Along the abscissa axis is plotted the quantity \(\tau=\rho/\rho_0\). In the case \(\chi_0\ll 1\), the behavior of the curves does not depend on \(\chi_0\). As \(\chi_0\) increases, all extremal points move toward the edge of the cylinder. All calculations were carried out using two terms of the series and one term of the asymptotics of the Bessel functions.

Fig. 1. \(1\)—reduced magnetic field; \(2\)—reduced electric field; \(3\)—charge; \(4\)—current; \(5\)—electron potential; \(6\)—ion potential

For \(\chi_0\gg 1\), determination of the extremal points reduces to solving transcendental equations, the asymptotics of whose roots can be obtained by the method of iterations [2]. The behavior of curves 6 for \(\chi_0=10\) and \(\chi_0=100\) depends on \(\chi\) (\(\chi=0.98\) and \(\chi=0.9998\)).

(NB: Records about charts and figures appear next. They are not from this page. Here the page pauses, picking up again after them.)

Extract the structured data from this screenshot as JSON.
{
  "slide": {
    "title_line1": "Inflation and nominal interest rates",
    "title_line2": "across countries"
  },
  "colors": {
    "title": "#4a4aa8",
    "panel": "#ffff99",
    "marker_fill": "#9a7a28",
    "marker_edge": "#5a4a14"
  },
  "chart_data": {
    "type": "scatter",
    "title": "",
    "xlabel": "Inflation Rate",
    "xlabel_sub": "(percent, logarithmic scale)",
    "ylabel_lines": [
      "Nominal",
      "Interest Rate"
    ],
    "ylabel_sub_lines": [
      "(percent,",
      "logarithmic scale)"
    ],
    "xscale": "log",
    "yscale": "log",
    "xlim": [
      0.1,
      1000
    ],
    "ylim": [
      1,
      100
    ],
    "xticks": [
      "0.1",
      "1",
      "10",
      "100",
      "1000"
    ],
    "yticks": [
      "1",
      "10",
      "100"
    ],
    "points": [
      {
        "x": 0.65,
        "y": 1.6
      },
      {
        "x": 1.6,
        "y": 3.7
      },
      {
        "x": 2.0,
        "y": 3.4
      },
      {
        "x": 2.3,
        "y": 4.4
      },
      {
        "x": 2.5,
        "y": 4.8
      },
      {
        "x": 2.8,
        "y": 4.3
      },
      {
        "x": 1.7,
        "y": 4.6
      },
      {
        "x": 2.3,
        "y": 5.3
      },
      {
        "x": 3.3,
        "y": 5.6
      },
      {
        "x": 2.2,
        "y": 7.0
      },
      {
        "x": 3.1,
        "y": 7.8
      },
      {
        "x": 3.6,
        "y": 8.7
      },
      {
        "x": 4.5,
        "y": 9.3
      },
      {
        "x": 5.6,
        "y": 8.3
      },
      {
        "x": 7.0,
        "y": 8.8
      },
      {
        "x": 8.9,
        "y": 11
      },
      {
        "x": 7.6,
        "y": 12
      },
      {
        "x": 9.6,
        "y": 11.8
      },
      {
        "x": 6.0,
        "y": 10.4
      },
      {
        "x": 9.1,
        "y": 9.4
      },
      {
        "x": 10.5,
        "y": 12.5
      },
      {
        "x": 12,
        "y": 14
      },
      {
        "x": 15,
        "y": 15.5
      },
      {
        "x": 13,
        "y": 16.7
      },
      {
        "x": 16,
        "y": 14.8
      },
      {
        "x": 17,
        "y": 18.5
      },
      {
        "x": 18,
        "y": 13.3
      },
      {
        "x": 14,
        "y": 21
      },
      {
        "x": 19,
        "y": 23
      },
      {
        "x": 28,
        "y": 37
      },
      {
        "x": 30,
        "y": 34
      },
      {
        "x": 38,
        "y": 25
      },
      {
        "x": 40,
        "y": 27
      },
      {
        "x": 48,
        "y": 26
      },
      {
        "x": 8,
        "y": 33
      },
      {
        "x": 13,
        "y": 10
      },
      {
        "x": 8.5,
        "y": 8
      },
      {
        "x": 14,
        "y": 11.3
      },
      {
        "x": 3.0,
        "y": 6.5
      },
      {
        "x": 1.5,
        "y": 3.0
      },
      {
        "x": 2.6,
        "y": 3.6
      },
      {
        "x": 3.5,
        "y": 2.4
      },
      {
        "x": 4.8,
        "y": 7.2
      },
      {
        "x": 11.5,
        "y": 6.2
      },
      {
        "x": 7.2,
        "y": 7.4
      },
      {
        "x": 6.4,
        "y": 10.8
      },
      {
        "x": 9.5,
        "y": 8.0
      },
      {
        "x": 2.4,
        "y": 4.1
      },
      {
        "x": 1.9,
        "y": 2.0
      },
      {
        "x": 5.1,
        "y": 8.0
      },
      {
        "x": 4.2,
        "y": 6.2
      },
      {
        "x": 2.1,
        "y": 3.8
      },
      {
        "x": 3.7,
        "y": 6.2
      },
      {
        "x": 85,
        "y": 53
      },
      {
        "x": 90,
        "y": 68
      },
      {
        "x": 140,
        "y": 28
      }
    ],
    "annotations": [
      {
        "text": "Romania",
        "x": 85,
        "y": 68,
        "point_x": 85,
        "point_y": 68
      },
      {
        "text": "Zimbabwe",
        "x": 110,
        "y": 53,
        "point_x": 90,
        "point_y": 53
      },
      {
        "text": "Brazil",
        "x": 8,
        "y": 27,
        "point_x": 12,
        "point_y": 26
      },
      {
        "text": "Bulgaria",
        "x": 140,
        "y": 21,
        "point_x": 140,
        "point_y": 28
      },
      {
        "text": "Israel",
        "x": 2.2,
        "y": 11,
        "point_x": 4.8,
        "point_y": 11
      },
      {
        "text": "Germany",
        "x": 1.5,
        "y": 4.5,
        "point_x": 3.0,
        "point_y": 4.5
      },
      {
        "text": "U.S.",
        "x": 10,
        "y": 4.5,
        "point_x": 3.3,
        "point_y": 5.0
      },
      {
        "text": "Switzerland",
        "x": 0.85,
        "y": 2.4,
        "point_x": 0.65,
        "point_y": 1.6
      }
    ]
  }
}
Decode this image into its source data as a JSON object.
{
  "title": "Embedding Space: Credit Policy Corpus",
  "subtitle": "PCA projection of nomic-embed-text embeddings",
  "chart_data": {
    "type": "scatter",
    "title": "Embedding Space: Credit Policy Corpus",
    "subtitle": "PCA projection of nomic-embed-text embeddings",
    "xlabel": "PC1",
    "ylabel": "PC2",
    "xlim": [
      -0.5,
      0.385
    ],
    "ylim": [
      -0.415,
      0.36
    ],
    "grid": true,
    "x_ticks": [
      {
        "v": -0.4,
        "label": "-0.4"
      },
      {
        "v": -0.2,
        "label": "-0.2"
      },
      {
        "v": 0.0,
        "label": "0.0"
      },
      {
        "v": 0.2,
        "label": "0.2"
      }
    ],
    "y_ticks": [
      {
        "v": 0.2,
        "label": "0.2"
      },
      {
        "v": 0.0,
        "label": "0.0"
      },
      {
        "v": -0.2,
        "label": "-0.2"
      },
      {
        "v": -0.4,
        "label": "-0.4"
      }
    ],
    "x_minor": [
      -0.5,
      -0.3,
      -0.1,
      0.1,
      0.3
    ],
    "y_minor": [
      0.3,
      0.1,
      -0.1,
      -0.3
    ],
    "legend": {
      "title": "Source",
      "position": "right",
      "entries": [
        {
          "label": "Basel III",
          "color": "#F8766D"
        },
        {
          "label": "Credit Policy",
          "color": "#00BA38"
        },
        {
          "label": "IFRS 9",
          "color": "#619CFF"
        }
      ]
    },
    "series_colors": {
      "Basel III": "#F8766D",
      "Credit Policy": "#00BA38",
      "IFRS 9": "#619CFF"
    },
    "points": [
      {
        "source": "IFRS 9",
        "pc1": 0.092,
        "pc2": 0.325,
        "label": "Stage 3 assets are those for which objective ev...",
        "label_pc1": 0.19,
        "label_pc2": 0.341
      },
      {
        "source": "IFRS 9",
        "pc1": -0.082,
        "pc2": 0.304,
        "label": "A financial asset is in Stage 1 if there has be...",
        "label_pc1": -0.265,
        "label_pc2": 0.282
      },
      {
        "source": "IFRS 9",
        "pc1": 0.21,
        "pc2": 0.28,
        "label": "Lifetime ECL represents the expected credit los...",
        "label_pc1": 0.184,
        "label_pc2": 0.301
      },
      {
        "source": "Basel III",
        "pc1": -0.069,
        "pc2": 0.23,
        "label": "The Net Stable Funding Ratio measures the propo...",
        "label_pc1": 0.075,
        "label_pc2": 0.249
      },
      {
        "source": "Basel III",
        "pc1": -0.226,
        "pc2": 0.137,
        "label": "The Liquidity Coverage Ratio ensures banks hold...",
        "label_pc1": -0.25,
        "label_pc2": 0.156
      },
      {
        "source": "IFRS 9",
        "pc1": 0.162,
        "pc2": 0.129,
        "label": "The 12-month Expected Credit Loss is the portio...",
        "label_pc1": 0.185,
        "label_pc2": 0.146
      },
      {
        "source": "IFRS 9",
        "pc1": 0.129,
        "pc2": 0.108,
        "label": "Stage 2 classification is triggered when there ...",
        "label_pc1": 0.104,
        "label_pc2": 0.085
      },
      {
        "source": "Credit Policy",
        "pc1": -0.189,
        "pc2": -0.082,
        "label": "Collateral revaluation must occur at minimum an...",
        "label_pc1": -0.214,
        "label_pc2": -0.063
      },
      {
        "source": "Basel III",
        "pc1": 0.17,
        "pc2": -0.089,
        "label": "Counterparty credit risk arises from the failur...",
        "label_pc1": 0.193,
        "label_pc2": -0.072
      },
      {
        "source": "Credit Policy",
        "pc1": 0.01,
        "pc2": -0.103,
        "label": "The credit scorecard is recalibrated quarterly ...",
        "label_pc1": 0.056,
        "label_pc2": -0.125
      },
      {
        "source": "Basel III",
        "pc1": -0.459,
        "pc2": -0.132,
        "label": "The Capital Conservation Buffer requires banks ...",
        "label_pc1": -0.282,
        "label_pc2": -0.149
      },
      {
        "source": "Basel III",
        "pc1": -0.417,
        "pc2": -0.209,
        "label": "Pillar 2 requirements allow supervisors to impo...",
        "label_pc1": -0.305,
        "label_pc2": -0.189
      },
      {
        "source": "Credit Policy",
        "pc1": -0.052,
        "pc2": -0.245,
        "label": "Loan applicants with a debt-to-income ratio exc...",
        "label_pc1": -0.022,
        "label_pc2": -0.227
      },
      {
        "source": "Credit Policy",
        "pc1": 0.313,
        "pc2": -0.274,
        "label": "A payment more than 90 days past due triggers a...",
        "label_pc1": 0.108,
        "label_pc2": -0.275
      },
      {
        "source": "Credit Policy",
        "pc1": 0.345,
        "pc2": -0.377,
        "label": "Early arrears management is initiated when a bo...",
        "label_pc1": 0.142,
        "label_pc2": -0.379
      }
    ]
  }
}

For \(v_0<v_{Ti}\), the inequality \(1-6/\chi_0^2<\chi<1\) holds for \(\chi\).

Received
27 XI 1963

References Cited

1. S. Chapman, T. Cowling, The Mathematical Theory of Non-Uniform Gases, IL, 1960, p. 102.
2. N. G. de Bruijn, Asymptotic Methods in Analysis, IL, 1961, p. 36.